Mechanistic Understanding and Mitigation of Language Model Non-Factual Hallucinations
Authors
Lei Yu, Meng Cao, Jackie C. K. Cheung, Yue Dong
Abstract
State-of-the-art language models (LMs) sometimes generate non-factual hallucinations that misalign with world knowledge. To explore the mechanistic causes of these hallucinations, we create diagnostic datasets with subject-relation queries and adapt interpretability methods to trace hallucinations through internal model representations. We discover two general and distinct mechanistic causes of hallucinations shared across LMs (Llama-2, Pythia, GPT-J): 1) knowledge enrichment hallucinations: insufficient subject attribute knowledge in lower layer MLPs, and 2) answer extraction hallucinations: failure to select the correct object attribute in upper layer attention heads. We also found these two internal mechanistic causes of hallucinations are reflected in external manifestations. Based on insights from our mechanistic analysis, we propose a novel hallucination mitigation method through targeted restoration of the LM's internal fact recall pipeline, demonstrating superior performance compared to baselines.
This paper presents a comprehensive analysis of non-factual hallucinations in large language models (LMs), identifying two distinct mechanisms through which these errors occur and proposing a novel method for mitigating them. Key Contributions:
Identification of Two Hallucination Types:
Figure 1 - Knowledge Enrichment Hallucinations: Occur when lower-layer MLPs fail to retrieve sufficient subject attribute knowledge - Answer Extraction Hallucinations: Happen when upper-layer attention heads fail to select the correct object attribute
Empirical Analysis: The researchers analyzed three major LMs (Llama-2, Pythia, GPT-J) using the ParaRel dataset of cloze-style factual queries.

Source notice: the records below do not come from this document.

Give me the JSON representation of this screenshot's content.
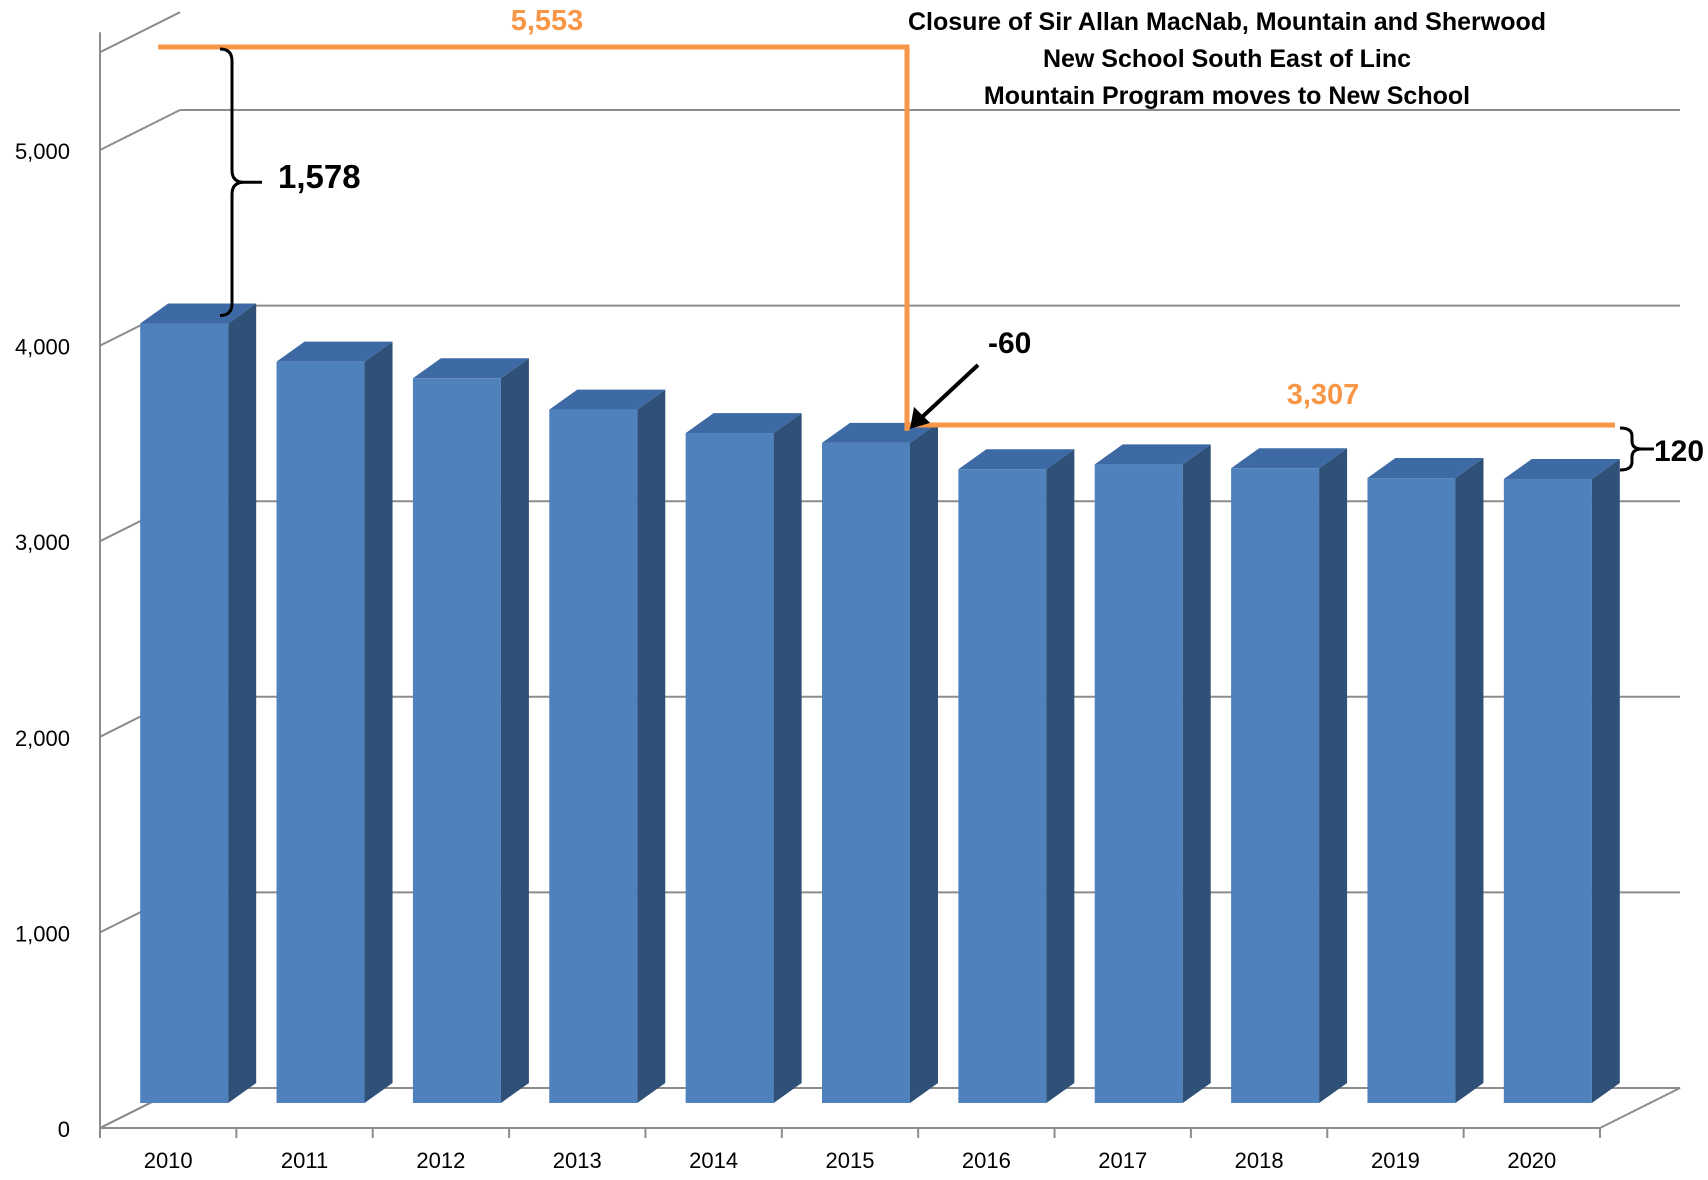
{
  "chart_data": {
    "type": "bar",
    "style": "3d-column",
    "categories": [
      "2010",
      "2011",
      "2012",
      "2013",
      "2014",
      "2015",
      "2016",
      "2017",
      "2018",
      "2019",
      "2020"
    ],
    "values": [
      3985,
      3790,
      3705,
      3545,
      3425,
      3375,
      3240,
      3265,
      3245,
      3195,
      3190
    ],
    "ylim": [
      0,
      5500
    ],
    "yticks": [
      0,
      1000,
      2000,
      3000,
      4000,
      5000
    ],
    "ytick_labels": [
      "0",
      "1,000",
      "2,000",
      "3,000",
      "4,000",
      "5,000"
    ],
    "grid": true,
    "colors": {
      "bar_front": "#4f81bd",
      "bar_side": "#2f5178",
      "bar_top": "#3d6aa5",
      "accent": "#f79646",
      "grid": "#8c8c8c"
    },
    "title_lines": [
      "Closure of Sir Allan MacNab, Mountain and Sherwood",
      "New School South East of Linc",
      "Mountain Program moves to New School"
    ],
    "annotations": {
      "capacity_before": "5,553",
      "capacity_after": "3,307",
      "gap_before": "1,578",
      "gap_after": "120",
      "change_label": "-60"
    }
  }
}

Figure 2 shows the distribution of true answer rankings across models, revealing distinct patterns for factual vs hallucinating responses.
Mechanistic Investigation:
[See Figure 3 in the original paper]
Using logit lens and causal mediation analysis, they traced how information flows through the models, showing: - Early/middle layer MLPs are crucial for knowledge retrieval - Upper layer attention heads are responsible for answer selection - Different failure modes in these components lead to different types of hallucinations
External Manifestations: The two hallucination types show distinct characteristics: - Answer extraction hallucinations have stronger subject-object associations - Knowledge enrichment hallucinations show higher uncertainty and lower robustness - These patterns are consistent across all tested models
Mitigation Method: The authors developed a Mechanistic Hallucination Mitigation (MHM) method that: - Targets both knowledge enrichment and answer extraction mechanisms - Achieves superior performance compared to baseline methods - Maintains model utility while reducing hallucinations Results: As shown in Table 3, the MHM method outperformed existing approaches on both Natural Questions and TruthfulQA datasets, with: - Higher effectiveness on paraphrased questions - Better preservation of model performance on correctly-answered questions - Consistent improvements across all tested models The research provides valuable insights into how and why LMs hallucinate, offering both theoretical understanding and practical solutions for improving model factuality. The methodology combines rigorous analysis of internal model mechanisms with empirical validation of external behaviors. Most Important Figures: Figure 1 is crucial as it illustrates the two distinct hallucination mechanisms, making it an ideal thumbnail. Figure 3 provides detailed empirical evidence supporting the theoretical framework, while Table 3 demonstrates the practical impact of the proposed solution.